Just this past week, according to an article at Forbes.com, Cisco was hacked by a ransomware group who claims to now have 2.8GB of their data. Yikes.
Even scarier, according to the article, “Cisco said that the initial access vector was through the successful phishing of an employee’s personal Google account, which ultimately led to the compromise of their credentials and access to the Cisco VPN.” That’s right, the phishing of a single employee – through their personal account, no less – lead to this fiasco.
It’s always time for phishing awareness training
While I’ve posted all about phishing and the need to train your users time and time again, here’s yet another quick refresher. Share with them the following information, and make sure they apply it not just to work accounts, but to personal accounts as well.
Look for those signs!
My advice these days when getting an email, text or voicemail is to start by BEING SUSPICIOUS. I know, I know, it sounds so cynical, but it’s what I do, and so far (knock on wood) I haven’t been successfully phished. But beyond that basic (and unfortunate) “state of mind”, here are some specific things to look for:
Playing to your emotions: Hackers use curiosity, fear and desire to get you to click a link or provide confidential information.
Urgency: They know that the more you rush to act, the more likely you are to ignore telltale signs of a scam. Which is why they use scary phrases to make you “act now…or else!”
Poor spelling (or grammar): While Amazon or FedEx or your bank aren’t likely to misspell words in an official notice to you, cyber criminals – particularly those whose first language isn’t English – aren’t the most careful with spellcheck.
Asking you to “click here” or “open the attachment”: Never click on links or open attachments in messages from people you don’t know. OR even those who claim to be someone you know but their message is unexpected. Message separately (or call) the actual person the message purports to be from. Or, if from a supposed business or government office, go to official websites to check out the request or claim.
Asking for confidential information: Huge red flag! Never (ever) provide sensitive personal information in response to an email or text. Any legitimate entity (bank, retailer, government office) would never ask you for that type of information in an email or text.
Spoofed websites: Only provide confidential information on a website if you’re 100% confident that you are on a legitimate site. (In other words, it is best to go directly to a website by typing in the URL yourself, not by clicking on a link in an email.)
Fake phone numbers: Phone numbers are also easy to spoof these days.

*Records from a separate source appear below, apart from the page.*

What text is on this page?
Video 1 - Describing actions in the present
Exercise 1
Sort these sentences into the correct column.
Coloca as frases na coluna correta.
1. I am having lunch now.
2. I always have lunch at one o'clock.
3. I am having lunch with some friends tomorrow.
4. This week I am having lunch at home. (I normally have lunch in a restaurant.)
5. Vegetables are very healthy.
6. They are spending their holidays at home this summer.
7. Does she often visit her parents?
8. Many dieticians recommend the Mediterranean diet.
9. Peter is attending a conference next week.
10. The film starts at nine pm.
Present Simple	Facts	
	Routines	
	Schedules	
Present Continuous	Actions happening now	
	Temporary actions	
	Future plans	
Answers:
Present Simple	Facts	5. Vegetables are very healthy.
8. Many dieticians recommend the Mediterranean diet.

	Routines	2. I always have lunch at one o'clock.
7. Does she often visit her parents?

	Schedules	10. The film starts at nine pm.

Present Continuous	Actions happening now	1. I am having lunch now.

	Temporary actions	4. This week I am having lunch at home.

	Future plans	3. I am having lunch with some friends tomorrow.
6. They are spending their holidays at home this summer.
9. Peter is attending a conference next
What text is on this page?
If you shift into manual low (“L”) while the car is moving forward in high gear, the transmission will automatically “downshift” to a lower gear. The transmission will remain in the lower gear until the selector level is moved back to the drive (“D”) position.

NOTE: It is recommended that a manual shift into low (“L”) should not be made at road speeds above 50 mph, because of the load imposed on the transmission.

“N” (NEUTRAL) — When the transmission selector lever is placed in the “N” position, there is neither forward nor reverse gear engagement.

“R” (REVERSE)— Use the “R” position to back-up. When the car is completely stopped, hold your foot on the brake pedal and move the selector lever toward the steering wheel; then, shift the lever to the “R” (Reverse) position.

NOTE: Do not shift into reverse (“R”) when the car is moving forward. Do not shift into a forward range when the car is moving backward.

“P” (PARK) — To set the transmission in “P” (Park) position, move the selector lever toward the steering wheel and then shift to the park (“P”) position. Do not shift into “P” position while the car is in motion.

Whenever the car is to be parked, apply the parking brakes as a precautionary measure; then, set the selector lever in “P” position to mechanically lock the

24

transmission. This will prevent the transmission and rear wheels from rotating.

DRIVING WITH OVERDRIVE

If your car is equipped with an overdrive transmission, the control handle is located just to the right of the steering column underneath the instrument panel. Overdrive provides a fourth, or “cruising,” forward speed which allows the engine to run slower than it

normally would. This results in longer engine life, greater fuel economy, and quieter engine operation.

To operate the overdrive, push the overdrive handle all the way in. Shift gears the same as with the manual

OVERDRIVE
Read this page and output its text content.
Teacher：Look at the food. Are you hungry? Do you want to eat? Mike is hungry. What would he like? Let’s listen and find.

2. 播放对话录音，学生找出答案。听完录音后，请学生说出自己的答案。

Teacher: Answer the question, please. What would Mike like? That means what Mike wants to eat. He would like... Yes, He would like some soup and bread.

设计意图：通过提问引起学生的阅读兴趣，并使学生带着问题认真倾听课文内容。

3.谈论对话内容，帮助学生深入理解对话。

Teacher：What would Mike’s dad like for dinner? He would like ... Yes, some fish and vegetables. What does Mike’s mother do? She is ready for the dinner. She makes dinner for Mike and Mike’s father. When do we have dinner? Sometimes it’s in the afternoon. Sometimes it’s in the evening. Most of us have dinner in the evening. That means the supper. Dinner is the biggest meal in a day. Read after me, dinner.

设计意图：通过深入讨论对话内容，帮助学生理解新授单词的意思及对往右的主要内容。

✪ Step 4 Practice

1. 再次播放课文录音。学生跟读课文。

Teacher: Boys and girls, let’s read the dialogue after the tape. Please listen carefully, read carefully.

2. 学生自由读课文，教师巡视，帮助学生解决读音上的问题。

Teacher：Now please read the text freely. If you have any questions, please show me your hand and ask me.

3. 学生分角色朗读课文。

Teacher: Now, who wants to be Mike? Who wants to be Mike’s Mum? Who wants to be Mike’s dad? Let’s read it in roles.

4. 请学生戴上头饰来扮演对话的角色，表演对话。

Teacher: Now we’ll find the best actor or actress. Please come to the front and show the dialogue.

Which is probably why the vast number of smishing (another word for SMS phishing) texts and voicemails seem to come from your own area code. If it looks local, you’re more likely to assume it’s someone you know (or a legitimate local business). Unfortunately, it’s probably not coming from your area code at all. Bottom line: If the number is not in your phone’s contacts already, at least be wary.
Strange sender address: Check the actual email address (as opposed to just the alias, or name you initially see) in the “from” line of the email. This will pop up if you hover your cursor over it. Look for a legitimate domain name (e.g., “@bankofamerica.com”). If it doesn’t match up with who it is supposed to be coming from, it’s most likely a phishing message. And be sure to look very closely; hackers have gotten good at establishing phony versions of legitimate domain names by using subtle typos. (For example, the letter “l” might be switched to the number “1”, or the letter “O” to the number “0”.)
This message is suspicious. What should I do with it?
Well, that depends. If it’s the subject line that’s making you suspicious, just delete it without opening. However, if it is what the message says that’s making you suspect, DO NOT click on any links or download any attachments. And DO NOT reply to the sender. Usually, deleting the message is the easiest/safest step. However, you may want to check with your IT department for guidance on what to do beyond just deleting it. Some organizations have procedures for flagging or reporting suspicious messages.
On no! I think I’ve been phished!
OK, I know I just said this hasn’t YET happened to me, but I know of some very cyber-savvy people that it has. And you probably do as well. I mean, these criminals have gotten really good at this stuff. The bottom line is this: If you even slightly suspect you have been successfully phished – even if on a personal account, as the person at Cisco was – report the incident to your IT department immediately. Because not only is your private information compromised, but that information can be used to gain access to your organization’s sensitive data. IT will want to change out all compromised passwords right away. They will likely want to inspect your computer for signs of malware. If the incident happened through your private computer, mobile or personal email, you will also want to take the obvious, immediate actions: Change passwords and contact relevant financial accounts.